The timing of the government’s dissolution suggests that president Poroshenko and likeminded political parties think that conditions in the country will be suitable for an election a few months from now—that is, the recent offensive against the separatists in the east will be successful. Or, it could be that even if the fighting continues, making a vote in places like the self-proclaimed “People’s Republics” of Donetsk and Luhansk impossible, it doesn’t matter to the parties ahead in the polls.

After all, Poroshenko was elected in May amid fierce fighting in the east, with polling booths in Donetsk and elsewhere in the region non-existent, blocked, or very sparsely attended (link in Ukrainian). Election monitors described the vote in the east as featuring “forced evictions and closures of District Election Commissions by armed groups, abductions, death threats, forced entry into private homes and the seizure of equipment and election materials.”

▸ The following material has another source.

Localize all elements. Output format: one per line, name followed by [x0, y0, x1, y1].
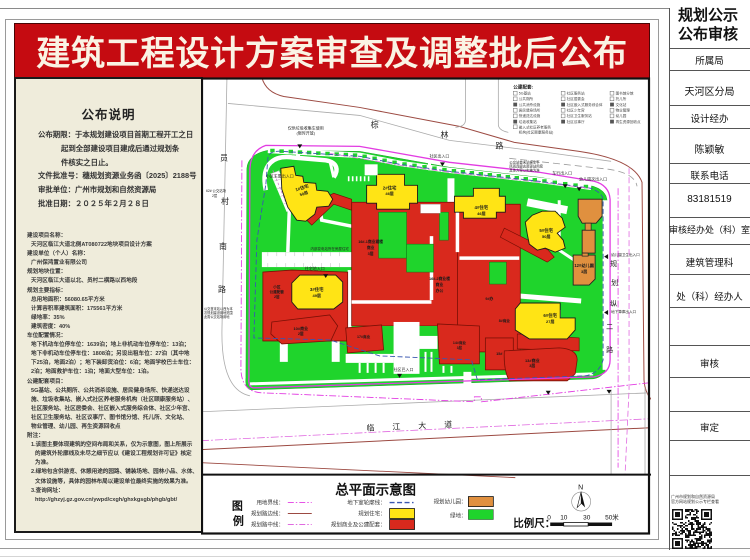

Former president Yanukovych’s pro-Russian Party of Regions, which won 30% of the vote in the 2012 parliamentary election, is currently polling in the low single digits (link in Ukrainian). The parties at the top of the opinion polls overwhelmingly favor closer ties with the West. It seems assured that any election in the near future would cement these parties’ grip on the parliament. It would also give the Ukrainian people another outlet to express the deep divisions that are tearing the country apart.